Shelton estaba sin habla. Dejó de mirar a Gillette y observó los rápidos jirones de nube que iban en dirección de la bahía de San Francisco.

– No, no lo hiciste -dijo Gillette-. Así es como ha podido conectarse. Arrancó un programa antiborrado y obtuvo todo lo que necesitaba para introducirse en ISLEnet. Así que no me eches tu mierda a mí.

– Bueno, si no hubieras mentido sobre Valleyman y no te hubieras callado que conocías a Phate, no me habría conectado -respondió Shelton, a la defensiva.

Gillette se dio la vuelta enfadado y prosiguió su camino hacia el Crown Victoria. Bishop estaba a su lado, ausente.

– ¿A qué tendría acceso Phate, de estar en ISLEnet? -le preguntó Gillette al detective.

– A todo -dijo Bishop-. Tendría acceso a todo.

Gillette salió del coche antes de que Bishop lo detuviera del todo en el aparcamiento de la UCC. Entró corriendo.

– ¿Informe de daños? -preguntó. Tanto Miller como Patricia Nolan estaban en sendas terminales, pero él había dirigido su pregunta a Patricia Nolan.

– El administrador de sistemas ha cambiado las claves y la dirección y ha añadido nuevos cortafuegos -respondió ella-. Siguen desconectados de la red, pero uno de sus ayudantes ha traído un disco log de anotación de actividades. Lo estoy examinando ahora mismo.

Los ficheros log retienen información sobre el número de usuarios que se han conectado a un sistema, por cuánto tiempo lo han hecho y si han accedido a otro sistema mientras estaban conectados.

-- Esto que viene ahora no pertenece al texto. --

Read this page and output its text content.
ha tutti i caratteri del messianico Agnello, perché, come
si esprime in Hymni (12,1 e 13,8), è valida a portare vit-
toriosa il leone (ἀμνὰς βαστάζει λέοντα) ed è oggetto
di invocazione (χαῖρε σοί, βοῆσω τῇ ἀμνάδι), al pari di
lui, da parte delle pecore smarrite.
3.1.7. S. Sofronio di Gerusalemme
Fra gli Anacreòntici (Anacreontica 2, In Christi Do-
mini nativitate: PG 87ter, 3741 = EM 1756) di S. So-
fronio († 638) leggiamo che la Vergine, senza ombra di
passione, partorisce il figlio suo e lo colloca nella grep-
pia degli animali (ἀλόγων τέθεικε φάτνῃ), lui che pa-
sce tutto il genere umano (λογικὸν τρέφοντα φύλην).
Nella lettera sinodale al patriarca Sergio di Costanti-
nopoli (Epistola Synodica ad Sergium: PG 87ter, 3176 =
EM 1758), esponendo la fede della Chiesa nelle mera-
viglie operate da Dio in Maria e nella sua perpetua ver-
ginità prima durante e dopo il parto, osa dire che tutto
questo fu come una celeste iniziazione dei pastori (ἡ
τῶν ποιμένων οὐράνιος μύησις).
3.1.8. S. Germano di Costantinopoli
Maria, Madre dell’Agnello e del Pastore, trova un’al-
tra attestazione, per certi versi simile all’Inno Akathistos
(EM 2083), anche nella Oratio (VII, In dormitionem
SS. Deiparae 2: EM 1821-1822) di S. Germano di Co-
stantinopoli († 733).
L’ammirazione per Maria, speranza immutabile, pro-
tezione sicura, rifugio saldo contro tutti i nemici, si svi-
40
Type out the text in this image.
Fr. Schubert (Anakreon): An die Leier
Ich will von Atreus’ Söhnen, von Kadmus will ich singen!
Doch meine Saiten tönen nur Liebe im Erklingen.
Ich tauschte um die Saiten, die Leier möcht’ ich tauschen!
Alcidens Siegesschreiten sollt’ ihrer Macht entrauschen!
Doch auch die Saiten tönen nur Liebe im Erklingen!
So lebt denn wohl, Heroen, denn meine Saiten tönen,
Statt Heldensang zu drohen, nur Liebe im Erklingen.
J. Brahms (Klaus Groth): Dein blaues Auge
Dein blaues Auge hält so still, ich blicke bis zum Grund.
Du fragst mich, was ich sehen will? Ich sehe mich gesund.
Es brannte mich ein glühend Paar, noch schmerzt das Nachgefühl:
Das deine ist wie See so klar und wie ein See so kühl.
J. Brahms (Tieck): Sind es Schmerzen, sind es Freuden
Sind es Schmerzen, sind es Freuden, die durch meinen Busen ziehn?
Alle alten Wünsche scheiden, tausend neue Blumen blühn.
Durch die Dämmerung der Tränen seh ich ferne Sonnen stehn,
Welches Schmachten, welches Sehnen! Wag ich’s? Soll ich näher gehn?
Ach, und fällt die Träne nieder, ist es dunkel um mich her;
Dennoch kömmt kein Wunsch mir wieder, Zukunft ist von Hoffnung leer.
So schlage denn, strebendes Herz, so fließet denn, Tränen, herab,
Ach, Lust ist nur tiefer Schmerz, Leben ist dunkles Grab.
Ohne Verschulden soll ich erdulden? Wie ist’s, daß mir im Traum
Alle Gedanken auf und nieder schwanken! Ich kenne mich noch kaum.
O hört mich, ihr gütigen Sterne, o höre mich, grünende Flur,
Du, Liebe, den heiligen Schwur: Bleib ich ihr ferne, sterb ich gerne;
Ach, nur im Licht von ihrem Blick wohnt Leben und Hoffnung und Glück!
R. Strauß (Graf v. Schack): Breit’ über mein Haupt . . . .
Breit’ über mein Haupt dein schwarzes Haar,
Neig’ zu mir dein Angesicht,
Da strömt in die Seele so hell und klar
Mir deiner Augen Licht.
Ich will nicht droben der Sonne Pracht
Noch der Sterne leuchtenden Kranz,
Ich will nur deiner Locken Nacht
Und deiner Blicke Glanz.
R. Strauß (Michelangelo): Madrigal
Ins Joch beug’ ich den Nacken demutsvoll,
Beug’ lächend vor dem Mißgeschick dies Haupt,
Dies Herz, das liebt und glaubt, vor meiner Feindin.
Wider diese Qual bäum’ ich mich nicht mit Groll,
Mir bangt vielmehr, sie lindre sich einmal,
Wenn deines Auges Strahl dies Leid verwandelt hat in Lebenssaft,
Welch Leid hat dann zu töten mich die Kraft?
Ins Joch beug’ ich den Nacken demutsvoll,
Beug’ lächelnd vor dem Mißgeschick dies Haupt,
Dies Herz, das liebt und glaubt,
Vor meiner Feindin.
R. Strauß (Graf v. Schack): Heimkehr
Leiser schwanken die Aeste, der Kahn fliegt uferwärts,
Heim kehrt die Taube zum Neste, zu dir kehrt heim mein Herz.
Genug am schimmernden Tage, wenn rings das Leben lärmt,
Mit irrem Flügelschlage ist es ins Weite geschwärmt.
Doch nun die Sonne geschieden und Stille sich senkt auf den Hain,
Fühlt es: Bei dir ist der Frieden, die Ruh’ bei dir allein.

Gillette se puso manos a la obra y comenzó a teclear con furia. Abstraído, asió la taza de café de la mañana, dio un sorbo y sintió un escalofrío provocado por el líquido amargo y frío. Dejó la taza y volvió a mirar la pantalla, golpeando las teclas mientras se adentraba en los ficheros log de ISLEnet.

Un instante más tarde se dio cuenta de que Patricia Nolan se había sentado a su lado. Ella le acercó una taza de café recién hecho. Él la miró:

– Gracias.

Ella le brindó una sonrisa y le devolvió la mirada, que mantuvo más de lo normal. Al tenerla sentada tan cerca, Gillette pudo advertir que ella tenía tensa la piel de la cara, y supuso que quizá se había tomado tan en serio lo de su plan por mejorar de aspecto que se había realizado una intervención de cirugía plástica. Intuyó que si ella se aplicara menos maquillaje, comprara ropas mejores y dejara de echarse el pelo hacia la cara cada pocos minutos podría resultar atractiva. No sería ni bella ni fina, pero sí guapa.

Volvió a la pantalla y siguió tecleando. Sus dedos percutían con enfado. No dejaba de pensar en Bob Shelton. ¿Cómo alguien que sabía de ordenadores lo bastante como para tener un disco servidor Winchester podía ser tan descuidado?

Por fin, se dejó caer sobre el respaldo de su silla y anunció:

– No es tan grave como creíamos. Se metió en ISLEnet, pero sólo cuarenta segundos antes de que Stephen Miller hiciera suspender el sistema.

– Cuarenta segundos -dijo Bishop-. ¿Eso es tiempo suficiente como para conseguir algo útil?

– Ni hablar -respondió el hacker-. Habrá echado una ojeada a los menús principales y conseguido un par de ficheros, pero en todo eso no hay nada que temer. Para entrar en los ficheros clasificados tendría que haberse agenciado contraseñas, y para ello habría necesitado arrancar un programa de cracking . Y eso no lleva menos de media hora.